Yağmurun artık güneşi gitmiştir.
Yerini artık bulutlar almıştır, gerçek bir yağmur havası olmuştur.
Yağmur başlar çölde gezinmeye ve söze girer:
Hani derler ya ilk görüş,ilk bakış diye...
ben aciz olan,
toprağı ilk o çiçek açışından sevdim
ilk çiçeği onda gördüm diye... Her vakit onu seyrettim.
Zaman zaman toprağın, acı çektiğini, hüzünlendiğini fark ettim. Toprak kuruyor ve parçalara ayrılıyordu. Çiçekler solar solar ve ölürlerdi.

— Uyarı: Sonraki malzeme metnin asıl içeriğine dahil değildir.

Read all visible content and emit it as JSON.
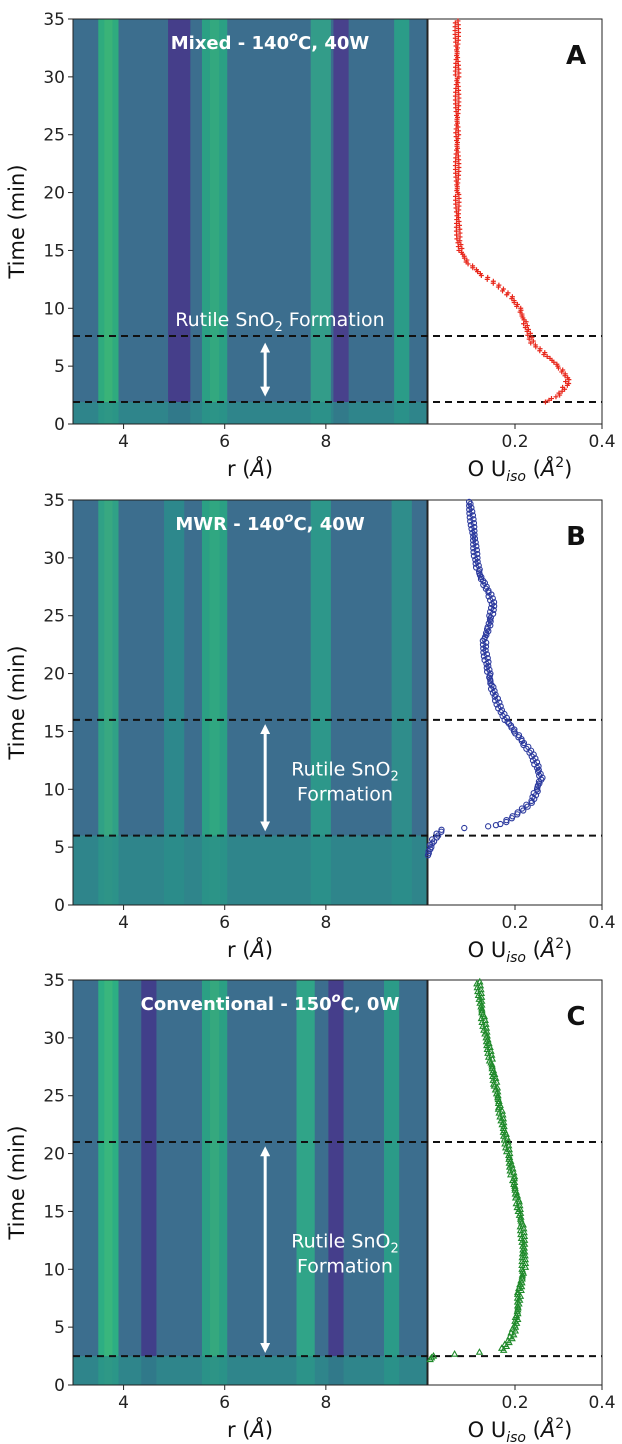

İlk yok oluşu ben orda gördüm.
İlk orda hissettim acıyı, ilk orda kanadı yüreğim...
Ağlamaya başladım, ben gözyaşı döktükçe , toprak bana tebessümle selam verdi.
Toprağın çiçekleri hayat buldu, toprak bir kez daha yüreğimde filizlendi.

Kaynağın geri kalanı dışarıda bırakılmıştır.